I've been thinking much about gratitude. These are such strange times that it feels strange to be highlighting thankfulness.
But I am grateful. Grateful for my job, even when I come back from vacation to a mountain of work, and back to court with too many cases on in one day. Not all was my fault, some of it was due to my own over scheduling, and the rest due to the court furlough.
I am also grateful that I have the ability to write and speak publicly. The writing gift was one God gave me (and he let me pick my nose as the joke goes), but my public speaking and reading persona has taken years of work.

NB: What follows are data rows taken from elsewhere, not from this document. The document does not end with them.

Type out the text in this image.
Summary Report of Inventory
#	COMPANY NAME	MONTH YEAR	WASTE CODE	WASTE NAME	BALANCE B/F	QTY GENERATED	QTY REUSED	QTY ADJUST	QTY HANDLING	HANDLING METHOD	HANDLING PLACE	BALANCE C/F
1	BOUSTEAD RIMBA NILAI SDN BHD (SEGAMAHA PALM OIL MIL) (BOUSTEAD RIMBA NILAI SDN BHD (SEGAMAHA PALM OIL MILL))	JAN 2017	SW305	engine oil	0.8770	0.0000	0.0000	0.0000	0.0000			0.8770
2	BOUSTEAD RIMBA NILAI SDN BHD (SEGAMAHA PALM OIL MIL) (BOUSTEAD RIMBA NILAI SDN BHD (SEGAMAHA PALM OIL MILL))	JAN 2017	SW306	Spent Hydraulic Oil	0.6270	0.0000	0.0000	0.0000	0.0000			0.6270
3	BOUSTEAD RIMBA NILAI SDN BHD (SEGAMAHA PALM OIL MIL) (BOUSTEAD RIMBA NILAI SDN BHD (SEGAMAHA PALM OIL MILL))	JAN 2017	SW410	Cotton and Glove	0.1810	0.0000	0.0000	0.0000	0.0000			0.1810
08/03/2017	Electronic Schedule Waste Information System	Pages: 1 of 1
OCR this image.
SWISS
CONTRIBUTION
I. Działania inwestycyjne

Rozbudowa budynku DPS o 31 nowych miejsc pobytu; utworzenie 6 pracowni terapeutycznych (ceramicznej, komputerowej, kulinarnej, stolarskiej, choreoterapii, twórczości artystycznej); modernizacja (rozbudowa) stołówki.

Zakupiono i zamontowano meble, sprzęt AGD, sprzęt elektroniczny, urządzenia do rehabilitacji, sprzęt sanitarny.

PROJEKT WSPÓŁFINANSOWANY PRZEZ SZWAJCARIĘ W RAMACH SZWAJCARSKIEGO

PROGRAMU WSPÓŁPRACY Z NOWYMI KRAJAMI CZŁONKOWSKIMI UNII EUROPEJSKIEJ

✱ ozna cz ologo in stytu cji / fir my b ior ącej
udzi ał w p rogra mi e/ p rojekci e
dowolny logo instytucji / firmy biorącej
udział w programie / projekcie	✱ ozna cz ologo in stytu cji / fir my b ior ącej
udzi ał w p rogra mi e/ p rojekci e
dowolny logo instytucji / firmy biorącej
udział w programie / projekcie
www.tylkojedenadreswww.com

In the 90s, way before UCR and USC Law, I was attending Mt. SAC junior college. I was the editor of the school paper working full-time as a waitress to pay my rent. I had an unreliable car so sometimes had to bus it to school or beg for a ride.
I remember taking a public speaking course and it stressed me out to no end. The teacher was tough. My boyfriend Adrian (husband now) was actually in the class with me and him watching made me even more nervous.
I did my big public speech on tarot and Wicca and dressed all in black. I looked cute but was so terrified. Stammering my way through, I remember how nervous I was. My knees were knocking I was shaking so much. My nerves were obvious. They got the best of me. The teacher still gave me a B, mostly because the speech was well written.
During my first trials as a deputy public defender more than a decade ago, I worked through my nerves again. Eventually, I lost the nervousness by focusing on the work of trial. Another trick was being extra prepared and using my humor and not taking everything so seriously. I did a virtual training for work the other day and my goal was to say David Bowie at least once. I did.
Yet, until recently, I still got super nervous when reading at literary events. I would shake, my voice would warble. Then before a big show, a wise writing teacher taught me how to turn that nervousness into excitement through the power of intention. She told me to just keep saying "I'm excited" instead of "I'm so nervous". It works for me. I rarely say I'm nervous anymore. I'll just keep repeating to myself, "I'm so excited!" Yes, it may seem a bit creepy, but it works.
Now with the podcast and readings, I just lean into that excitement. I look at the camera and put on a show. Plus, it's not me, it's JEM. JEM is always more confident than I am. JEM is a rock star and an attention seeker.
For me, being virtual helps because a crowd watching me can still give me a nervous buzz. With the camera, I forget I'm on display.
This has been a long winded way to show some of the things I am grateful for: teachers, mentors, my education, my job, my family, and my life.
Oh and for the shih tzus of course. I'm always grateful for them.